The 19th hole moniker still applies to the Myrtle Beach Convention Center, but it's billed as the world's largest. Golfers take over the exhibition hall and turn it into a place where you'd actually want to be, complete with an open bar, including a handful of taps of cold beer just begging to be consumed. There are exhibitions from local businesses and golf companies looking to get on your radar. There are putting challenges and closest-to-the-pin contests using indoor-approved golf balls. Local food abounds.
In the adjoining room, there's another open bar with a lot of tables and a good-sized stage for a steady stream of musicians, including members of the 1990s pop jam band, Hootie and the Blowfish -- who are coming back with a new album. A song and a brew are the best way to forget about your T.C. Chen moment earlier in the day.
However, the star of the show, at least this year, was two-time major champion John Daly. Daly was there to promote is brand of cocktails that are an alcoholic play on the Arnold Palmer: half iced tea, half lemonade, half vodka.

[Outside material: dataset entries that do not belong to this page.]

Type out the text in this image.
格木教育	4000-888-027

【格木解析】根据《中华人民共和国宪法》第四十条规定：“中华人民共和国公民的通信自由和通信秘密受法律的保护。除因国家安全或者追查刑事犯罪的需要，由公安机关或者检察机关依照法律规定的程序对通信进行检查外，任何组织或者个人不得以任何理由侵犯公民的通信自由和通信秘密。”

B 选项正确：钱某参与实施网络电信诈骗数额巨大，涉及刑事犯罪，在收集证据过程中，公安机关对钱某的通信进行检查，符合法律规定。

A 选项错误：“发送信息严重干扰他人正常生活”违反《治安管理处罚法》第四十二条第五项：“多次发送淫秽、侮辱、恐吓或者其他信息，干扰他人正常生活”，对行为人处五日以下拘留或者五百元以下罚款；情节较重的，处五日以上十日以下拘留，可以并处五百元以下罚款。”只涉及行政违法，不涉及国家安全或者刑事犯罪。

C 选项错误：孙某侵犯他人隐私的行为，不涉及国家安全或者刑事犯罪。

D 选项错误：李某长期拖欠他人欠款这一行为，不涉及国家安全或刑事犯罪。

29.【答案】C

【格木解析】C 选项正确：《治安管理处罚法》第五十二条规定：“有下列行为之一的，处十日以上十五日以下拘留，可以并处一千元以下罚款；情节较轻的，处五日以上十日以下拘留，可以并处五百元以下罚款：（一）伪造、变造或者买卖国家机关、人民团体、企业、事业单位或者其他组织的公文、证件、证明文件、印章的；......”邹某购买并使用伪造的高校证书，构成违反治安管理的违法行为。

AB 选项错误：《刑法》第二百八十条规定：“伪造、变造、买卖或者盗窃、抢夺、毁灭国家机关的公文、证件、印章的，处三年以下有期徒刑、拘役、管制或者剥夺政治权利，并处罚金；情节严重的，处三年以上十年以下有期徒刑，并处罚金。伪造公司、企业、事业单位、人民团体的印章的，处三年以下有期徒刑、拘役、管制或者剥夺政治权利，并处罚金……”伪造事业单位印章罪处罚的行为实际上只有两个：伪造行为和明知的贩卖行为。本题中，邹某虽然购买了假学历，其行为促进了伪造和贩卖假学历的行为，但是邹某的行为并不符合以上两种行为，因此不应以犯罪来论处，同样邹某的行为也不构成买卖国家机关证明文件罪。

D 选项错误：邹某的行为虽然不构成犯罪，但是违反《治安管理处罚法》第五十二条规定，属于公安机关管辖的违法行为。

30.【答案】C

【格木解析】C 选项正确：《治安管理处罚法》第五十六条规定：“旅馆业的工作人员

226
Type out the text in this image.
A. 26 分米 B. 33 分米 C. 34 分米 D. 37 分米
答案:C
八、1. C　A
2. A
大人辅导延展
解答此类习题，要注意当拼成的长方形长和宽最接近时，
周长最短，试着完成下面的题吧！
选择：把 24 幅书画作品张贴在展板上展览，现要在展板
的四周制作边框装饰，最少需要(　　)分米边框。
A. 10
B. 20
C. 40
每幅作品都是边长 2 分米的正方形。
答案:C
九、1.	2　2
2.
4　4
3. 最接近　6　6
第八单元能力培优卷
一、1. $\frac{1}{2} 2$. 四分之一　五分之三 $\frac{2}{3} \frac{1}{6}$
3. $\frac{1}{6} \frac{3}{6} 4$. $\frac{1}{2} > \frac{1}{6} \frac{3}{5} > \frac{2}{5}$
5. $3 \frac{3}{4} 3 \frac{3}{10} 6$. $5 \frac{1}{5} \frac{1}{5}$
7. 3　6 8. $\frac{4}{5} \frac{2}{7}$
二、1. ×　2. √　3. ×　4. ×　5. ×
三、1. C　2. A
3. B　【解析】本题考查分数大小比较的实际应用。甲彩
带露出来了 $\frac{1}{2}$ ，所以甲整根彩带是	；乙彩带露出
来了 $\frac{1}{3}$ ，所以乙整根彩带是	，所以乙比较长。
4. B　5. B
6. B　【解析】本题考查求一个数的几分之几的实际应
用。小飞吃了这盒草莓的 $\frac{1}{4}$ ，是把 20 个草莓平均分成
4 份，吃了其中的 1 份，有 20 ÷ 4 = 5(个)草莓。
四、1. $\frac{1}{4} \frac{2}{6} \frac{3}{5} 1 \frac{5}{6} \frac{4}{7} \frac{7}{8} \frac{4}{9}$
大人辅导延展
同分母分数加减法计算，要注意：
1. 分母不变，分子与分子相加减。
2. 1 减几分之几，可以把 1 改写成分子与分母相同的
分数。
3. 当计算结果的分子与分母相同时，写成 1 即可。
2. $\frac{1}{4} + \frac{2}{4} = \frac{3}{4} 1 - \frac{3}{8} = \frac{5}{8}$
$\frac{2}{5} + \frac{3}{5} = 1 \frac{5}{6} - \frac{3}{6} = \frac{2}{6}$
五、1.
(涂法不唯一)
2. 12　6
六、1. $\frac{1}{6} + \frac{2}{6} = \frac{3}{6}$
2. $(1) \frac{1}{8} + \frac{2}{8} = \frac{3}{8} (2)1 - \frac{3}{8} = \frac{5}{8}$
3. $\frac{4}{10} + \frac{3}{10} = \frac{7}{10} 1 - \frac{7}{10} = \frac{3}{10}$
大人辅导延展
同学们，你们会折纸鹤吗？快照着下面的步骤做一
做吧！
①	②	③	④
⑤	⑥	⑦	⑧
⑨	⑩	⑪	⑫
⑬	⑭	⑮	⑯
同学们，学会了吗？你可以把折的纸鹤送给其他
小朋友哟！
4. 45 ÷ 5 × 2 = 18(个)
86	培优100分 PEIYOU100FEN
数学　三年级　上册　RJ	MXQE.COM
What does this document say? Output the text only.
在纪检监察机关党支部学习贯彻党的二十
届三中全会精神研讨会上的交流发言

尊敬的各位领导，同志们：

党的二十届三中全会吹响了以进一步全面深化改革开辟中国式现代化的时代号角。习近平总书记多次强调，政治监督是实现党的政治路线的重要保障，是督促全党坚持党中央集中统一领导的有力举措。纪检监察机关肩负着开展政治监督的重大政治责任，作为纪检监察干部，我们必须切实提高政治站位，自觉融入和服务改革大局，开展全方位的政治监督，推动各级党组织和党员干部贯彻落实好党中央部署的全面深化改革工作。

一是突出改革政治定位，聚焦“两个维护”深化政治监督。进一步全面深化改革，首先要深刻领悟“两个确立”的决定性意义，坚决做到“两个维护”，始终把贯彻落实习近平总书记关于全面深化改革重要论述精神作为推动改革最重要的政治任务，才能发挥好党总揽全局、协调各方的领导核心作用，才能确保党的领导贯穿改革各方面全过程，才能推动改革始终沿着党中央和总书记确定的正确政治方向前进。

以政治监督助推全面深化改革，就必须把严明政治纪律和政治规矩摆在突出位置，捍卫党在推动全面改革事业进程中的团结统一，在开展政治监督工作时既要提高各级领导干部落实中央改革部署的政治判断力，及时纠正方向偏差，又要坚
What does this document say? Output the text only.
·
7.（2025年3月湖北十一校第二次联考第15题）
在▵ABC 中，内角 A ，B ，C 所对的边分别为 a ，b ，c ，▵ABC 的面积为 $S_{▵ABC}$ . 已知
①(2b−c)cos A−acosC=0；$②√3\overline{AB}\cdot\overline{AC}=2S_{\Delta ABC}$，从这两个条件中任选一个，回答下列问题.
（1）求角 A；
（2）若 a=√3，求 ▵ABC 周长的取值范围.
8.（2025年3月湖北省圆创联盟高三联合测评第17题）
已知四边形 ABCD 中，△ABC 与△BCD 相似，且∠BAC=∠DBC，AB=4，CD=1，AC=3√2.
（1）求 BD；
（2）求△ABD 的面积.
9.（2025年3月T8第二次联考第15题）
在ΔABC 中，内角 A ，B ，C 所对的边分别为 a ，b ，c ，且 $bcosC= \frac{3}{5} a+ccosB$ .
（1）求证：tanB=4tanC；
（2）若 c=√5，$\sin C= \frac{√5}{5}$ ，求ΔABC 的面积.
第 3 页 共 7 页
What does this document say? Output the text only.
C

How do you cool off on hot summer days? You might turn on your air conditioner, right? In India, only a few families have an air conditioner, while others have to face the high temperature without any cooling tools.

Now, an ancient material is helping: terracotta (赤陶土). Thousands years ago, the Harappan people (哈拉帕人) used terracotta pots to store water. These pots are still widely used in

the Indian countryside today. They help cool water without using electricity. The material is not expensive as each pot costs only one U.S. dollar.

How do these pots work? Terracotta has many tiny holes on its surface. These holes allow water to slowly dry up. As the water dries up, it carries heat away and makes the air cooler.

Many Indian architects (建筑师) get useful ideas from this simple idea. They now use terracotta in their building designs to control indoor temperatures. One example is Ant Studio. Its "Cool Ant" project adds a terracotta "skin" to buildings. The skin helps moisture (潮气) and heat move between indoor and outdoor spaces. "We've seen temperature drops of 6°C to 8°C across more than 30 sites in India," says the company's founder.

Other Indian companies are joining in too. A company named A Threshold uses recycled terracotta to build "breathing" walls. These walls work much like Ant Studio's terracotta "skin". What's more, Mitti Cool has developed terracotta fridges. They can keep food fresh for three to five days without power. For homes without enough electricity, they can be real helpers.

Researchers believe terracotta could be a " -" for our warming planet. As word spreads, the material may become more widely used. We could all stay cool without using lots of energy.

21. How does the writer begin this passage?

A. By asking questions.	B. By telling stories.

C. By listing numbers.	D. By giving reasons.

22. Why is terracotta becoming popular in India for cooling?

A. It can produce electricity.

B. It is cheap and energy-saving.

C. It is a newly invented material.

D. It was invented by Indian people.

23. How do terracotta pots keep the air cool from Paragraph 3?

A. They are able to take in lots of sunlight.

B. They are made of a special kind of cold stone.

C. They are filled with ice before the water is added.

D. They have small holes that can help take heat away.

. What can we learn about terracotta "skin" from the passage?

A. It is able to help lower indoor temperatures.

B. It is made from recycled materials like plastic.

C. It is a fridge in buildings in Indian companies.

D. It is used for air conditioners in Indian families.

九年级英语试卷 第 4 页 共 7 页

You can tell where Daly is on property based on the crowd of people clamoring to meet him. His personal troubles -- including suffering a collapsed lung on-course the weekend prior -- don't make him a pariah in the real golf world; they make him a hero. Daly wasn't some rich boy who channeled what should have been 50 hours a week at a low-paying job into range time. He turned a once-in-a-lifetime opportunity as the ninth alternate at the 1991 PGA into a Wanamaker and, four years later, a Claret Jug. He's a legend, even 20 years removed from his last triumph of consequence, and, at 49, less than a year from potentially turning the Champions Tour on its head.
Daly has VIP status in the room, serving as the unofficial mayor of this 19th hole. However, he repays the adoration with more than cordial smiles. He'll sign whatever you put in front of him, and he'll do it with a smile. He'll take a selfie. Hell, he'll take your picture. He's a normal guy who did way better than maybe he deserved, and he's happy to spread whatever namesake wealth he has -- kinda like most self-aware golfers.
At the end of one of the nights, closing act Stephen Kellogg invited Daly to come on stage and round out the show with one of the songs in Daly's admittedly limited repertoire: Bob Dylan's "Knockin' on Heaven's Door". He played it well, posing some for the fans who flooded the dance floor for the first time that night (Kellogg is more of a jam guy) to take pictures and video. When it was done, Daly didn't bask in the praise, but rather turned to thank Kellogg and his bandmates, as well others who make this event an annual must-do.
It was the fitting end to a night that embraces the real golfer, the player who has no illusions about their wealth or status, but is still committed to figuring out an impossible game -- or at least telling stories of the fleeting moments where they had it down pat over a few beers with some sympathetic company.